Paweł Zatorski: Nie ma słabych drużyn na takim turnieju jak ten. Belgowie potrafią grać i naprawdę trzeba być czujnym, by nie stracić z nimi punktów, co byłoby katastrofą. Nie spotykamy się z nimi zbyt często, ostatnio pokonaliśmy ich jesienią dość łatwo w Warnie podczas mistrzostw Europy, ale nie wyciągałbym z tego daleko idących wniosków.
Kapitanem Belgów jest pana klubowy kolega z Zaksy Kędzierzyn-Koźle Sam Deroo. Będzie dziś uprzykrzał panu życie?
Chyba tak, bo to bardzo dobry, wszechstronny zawodnik.
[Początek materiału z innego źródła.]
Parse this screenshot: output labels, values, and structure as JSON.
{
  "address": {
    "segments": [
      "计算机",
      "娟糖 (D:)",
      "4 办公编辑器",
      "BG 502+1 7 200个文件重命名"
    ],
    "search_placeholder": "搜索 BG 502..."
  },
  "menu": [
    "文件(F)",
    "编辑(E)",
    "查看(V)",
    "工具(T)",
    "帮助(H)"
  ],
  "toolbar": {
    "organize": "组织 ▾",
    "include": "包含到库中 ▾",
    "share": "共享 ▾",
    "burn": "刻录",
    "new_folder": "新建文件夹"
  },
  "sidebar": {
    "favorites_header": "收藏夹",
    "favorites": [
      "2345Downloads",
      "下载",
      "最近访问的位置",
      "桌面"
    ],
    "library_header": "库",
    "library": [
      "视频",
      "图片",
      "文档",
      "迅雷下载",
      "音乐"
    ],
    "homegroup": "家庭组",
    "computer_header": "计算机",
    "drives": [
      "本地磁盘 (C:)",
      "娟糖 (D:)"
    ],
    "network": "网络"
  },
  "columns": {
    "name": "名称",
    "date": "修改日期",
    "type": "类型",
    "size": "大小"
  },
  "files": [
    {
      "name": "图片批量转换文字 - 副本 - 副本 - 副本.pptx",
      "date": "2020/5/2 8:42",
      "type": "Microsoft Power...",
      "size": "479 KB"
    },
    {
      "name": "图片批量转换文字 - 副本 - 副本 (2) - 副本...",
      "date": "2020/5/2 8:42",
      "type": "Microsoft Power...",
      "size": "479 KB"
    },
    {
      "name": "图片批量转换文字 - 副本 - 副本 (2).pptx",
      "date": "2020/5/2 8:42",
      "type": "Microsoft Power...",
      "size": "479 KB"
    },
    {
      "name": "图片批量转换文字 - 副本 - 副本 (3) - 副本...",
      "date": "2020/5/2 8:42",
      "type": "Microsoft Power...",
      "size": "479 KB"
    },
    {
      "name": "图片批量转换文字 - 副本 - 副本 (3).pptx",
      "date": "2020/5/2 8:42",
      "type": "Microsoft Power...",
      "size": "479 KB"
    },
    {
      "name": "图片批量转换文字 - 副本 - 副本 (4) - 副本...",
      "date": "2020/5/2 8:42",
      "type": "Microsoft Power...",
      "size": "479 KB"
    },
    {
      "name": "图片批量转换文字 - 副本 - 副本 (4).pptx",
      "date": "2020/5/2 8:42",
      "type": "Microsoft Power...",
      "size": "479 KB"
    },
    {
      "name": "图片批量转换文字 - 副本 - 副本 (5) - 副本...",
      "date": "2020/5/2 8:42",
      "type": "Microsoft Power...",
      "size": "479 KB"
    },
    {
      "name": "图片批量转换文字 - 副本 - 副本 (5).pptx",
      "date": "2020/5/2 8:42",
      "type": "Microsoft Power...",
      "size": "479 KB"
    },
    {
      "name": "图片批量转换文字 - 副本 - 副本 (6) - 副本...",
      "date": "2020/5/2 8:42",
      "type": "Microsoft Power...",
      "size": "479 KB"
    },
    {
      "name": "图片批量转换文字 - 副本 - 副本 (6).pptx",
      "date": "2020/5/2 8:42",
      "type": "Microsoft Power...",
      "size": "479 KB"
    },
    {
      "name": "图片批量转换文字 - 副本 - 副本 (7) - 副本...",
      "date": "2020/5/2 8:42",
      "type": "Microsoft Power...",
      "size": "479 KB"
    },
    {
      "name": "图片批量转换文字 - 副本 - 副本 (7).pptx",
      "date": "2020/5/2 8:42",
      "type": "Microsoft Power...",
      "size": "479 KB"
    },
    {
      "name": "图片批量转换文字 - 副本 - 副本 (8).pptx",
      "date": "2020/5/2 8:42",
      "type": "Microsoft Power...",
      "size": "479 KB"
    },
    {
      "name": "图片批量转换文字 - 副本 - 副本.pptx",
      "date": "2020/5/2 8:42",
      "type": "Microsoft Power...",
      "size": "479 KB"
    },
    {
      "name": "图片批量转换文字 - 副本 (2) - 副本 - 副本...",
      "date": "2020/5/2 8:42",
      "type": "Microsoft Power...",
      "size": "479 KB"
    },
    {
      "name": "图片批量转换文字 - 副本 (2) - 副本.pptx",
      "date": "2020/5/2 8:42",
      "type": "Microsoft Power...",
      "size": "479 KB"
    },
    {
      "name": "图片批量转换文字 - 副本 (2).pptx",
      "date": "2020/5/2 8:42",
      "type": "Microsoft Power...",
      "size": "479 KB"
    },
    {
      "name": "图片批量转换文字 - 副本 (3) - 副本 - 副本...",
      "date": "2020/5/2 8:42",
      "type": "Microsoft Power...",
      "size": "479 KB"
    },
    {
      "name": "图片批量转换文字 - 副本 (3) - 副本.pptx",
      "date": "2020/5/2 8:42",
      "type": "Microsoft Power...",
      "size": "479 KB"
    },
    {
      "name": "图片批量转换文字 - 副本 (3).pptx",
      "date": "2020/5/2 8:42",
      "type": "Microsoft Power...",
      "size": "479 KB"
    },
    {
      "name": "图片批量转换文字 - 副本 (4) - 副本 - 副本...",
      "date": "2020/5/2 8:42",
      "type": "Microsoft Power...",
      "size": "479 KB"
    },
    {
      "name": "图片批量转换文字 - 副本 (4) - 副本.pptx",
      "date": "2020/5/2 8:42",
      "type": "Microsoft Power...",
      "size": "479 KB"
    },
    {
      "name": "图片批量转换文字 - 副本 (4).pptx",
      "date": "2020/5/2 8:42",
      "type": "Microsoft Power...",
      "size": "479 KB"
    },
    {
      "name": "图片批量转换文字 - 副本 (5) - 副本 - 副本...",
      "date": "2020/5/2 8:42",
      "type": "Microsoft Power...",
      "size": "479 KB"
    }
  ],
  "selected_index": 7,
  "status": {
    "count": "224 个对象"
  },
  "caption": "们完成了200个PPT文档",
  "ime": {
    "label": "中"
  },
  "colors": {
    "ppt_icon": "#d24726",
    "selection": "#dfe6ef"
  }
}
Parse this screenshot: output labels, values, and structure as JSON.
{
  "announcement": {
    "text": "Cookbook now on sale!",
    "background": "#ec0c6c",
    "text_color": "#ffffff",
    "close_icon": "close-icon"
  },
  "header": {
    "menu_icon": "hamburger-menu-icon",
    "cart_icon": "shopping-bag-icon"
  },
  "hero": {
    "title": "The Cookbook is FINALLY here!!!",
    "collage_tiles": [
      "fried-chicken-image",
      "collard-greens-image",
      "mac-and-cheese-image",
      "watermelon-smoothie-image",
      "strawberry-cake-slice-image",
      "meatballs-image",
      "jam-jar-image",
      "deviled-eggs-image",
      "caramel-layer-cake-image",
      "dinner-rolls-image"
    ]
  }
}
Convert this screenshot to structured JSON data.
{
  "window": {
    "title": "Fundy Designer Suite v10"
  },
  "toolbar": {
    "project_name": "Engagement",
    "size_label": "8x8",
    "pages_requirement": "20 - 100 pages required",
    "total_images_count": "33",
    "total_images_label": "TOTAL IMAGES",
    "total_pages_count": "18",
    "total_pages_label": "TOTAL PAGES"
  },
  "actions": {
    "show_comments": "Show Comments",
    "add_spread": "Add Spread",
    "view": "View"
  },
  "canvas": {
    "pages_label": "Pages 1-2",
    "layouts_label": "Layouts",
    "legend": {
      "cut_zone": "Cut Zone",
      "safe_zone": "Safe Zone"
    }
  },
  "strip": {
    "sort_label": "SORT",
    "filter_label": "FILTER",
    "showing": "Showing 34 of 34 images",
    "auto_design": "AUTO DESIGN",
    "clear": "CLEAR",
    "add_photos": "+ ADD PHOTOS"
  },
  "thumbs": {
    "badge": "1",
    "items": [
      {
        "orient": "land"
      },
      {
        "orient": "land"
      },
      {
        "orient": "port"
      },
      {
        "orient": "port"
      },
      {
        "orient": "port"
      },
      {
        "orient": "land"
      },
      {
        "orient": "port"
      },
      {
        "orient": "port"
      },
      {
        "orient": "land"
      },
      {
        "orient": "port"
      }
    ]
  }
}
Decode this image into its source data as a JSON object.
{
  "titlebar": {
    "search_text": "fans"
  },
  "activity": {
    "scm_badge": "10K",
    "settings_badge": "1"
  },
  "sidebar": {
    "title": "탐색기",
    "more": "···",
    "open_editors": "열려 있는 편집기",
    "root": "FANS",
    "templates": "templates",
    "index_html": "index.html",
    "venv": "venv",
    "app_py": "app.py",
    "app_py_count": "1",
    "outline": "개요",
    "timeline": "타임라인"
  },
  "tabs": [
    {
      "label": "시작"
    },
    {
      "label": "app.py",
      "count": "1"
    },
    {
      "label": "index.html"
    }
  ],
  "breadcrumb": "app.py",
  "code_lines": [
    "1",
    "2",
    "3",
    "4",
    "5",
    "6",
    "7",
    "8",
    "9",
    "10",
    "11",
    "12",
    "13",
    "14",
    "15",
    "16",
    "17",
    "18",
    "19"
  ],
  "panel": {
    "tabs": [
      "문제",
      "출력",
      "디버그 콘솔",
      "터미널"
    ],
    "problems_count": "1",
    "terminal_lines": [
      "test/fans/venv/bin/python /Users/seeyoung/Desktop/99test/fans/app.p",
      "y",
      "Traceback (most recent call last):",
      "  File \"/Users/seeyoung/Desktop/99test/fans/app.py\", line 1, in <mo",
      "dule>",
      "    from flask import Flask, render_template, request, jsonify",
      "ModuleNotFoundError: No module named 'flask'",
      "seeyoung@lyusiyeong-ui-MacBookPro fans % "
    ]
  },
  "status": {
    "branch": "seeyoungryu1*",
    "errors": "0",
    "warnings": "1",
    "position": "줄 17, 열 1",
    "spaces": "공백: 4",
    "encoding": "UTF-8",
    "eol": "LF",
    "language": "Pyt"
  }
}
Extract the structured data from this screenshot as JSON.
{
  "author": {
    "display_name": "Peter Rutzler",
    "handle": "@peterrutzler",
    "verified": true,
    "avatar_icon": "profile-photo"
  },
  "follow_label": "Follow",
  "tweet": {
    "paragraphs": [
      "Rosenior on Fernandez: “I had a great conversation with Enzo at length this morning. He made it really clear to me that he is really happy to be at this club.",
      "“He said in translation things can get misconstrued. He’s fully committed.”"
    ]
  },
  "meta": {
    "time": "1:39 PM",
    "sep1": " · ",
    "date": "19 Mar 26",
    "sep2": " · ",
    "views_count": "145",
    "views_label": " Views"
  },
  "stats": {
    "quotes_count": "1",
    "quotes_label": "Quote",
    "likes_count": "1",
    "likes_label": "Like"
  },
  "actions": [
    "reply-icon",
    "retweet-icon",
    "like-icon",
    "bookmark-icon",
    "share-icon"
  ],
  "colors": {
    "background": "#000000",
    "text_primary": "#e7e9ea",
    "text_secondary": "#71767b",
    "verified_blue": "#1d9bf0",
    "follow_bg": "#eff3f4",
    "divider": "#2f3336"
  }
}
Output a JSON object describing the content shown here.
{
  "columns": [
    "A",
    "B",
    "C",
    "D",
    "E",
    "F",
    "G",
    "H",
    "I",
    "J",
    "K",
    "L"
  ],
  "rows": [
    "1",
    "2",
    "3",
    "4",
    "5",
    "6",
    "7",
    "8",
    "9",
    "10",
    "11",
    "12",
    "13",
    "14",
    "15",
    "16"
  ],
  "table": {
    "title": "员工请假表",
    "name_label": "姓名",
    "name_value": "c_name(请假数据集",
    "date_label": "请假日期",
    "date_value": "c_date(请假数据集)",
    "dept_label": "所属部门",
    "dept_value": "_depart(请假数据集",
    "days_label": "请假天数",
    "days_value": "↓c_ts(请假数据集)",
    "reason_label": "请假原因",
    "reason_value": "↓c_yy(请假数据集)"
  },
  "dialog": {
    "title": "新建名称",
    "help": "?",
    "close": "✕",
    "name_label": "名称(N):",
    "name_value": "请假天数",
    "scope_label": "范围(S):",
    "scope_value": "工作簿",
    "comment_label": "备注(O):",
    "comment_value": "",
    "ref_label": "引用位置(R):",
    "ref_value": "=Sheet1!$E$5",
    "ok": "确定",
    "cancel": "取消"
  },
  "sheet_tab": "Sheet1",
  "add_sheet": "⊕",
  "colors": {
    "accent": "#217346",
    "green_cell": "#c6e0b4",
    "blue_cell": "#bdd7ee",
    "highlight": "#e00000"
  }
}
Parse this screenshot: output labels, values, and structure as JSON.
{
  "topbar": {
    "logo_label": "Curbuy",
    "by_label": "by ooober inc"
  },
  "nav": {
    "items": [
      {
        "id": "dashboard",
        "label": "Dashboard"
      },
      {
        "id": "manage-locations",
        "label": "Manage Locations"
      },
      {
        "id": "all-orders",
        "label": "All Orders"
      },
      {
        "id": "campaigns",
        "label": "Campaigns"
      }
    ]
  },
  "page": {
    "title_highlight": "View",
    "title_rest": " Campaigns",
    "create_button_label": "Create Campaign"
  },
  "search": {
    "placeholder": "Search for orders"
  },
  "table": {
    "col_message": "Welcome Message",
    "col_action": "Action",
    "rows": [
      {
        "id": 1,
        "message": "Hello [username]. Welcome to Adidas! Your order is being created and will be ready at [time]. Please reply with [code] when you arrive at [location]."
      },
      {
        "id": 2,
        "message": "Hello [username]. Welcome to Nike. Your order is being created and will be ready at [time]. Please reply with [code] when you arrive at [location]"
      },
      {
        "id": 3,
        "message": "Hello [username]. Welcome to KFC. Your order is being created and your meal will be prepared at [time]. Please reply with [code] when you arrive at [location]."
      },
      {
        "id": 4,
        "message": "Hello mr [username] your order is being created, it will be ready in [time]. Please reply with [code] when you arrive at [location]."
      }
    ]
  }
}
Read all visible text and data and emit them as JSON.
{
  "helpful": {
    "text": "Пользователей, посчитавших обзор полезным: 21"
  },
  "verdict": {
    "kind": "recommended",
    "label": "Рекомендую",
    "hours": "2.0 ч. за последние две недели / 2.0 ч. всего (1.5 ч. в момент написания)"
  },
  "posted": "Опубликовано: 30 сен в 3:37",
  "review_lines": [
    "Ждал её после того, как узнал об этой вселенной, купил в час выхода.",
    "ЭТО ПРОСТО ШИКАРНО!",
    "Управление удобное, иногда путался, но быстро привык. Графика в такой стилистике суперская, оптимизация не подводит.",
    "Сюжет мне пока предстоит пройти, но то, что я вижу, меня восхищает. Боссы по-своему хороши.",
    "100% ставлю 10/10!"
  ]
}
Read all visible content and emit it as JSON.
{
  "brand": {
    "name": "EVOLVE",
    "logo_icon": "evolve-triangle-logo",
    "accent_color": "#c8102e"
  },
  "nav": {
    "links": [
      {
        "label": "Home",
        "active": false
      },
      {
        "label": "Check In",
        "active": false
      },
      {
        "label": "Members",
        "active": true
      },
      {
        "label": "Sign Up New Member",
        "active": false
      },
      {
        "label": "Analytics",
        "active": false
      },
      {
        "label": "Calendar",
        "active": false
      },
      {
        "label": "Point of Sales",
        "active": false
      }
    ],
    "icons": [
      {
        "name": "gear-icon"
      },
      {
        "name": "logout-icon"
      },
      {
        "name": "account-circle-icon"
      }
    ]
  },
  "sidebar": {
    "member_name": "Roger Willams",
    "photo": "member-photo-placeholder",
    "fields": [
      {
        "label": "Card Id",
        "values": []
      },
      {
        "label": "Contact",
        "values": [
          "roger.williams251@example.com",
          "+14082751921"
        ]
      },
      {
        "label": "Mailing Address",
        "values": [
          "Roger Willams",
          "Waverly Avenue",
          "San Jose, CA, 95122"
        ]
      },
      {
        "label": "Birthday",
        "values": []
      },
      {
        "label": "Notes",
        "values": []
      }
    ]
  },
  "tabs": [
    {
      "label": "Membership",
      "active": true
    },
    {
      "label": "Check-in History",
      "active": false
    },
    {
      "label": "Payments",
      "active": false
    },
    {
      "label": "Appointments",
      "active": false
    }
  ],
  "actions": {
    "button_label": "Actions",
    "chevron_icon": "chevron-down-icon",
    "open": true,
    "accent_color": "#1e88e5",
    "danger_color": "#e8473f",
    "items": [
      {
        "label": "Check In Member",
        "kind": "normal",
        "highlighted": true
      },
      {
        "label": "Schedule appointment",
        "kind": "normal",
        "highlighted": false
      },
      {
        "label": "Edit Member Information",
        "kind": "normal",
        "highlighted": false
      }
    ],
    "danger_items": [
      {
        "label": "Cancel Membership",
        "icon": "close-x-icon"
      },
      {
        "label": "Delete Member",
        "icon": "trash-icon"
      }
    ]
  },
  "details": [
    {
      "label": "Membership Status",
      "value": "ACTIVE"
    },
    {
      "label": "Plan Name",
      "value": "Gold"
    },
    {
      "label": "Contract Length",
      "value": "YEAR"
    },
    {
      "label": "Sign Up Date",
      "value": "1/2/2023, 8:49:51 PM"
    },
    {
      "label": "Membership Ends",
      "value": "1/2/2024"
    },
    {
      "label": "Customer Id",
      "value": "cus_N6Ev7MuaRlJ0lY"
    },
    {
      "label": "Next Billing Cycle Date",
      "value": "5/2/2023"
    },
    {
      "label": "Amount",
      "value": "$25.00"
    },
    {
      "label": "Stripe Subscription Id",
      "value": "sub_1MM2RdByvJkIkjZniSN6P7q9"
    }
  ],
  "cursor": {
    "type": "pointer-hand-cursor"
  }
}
Silny, wysoki, a przy tym znakomity technik, lubi magiczne sztuczki na siatce. Taki trochę nasz Mateusz Mika. Ale jak trzeba, to przyłożyć też potrafi.
Jak pan się czuje w grze na dwóch libero, gdy broniącym jest Damian Wojtaszek, a pan odpowiada tylko za przyjęcie zagrywki rywali?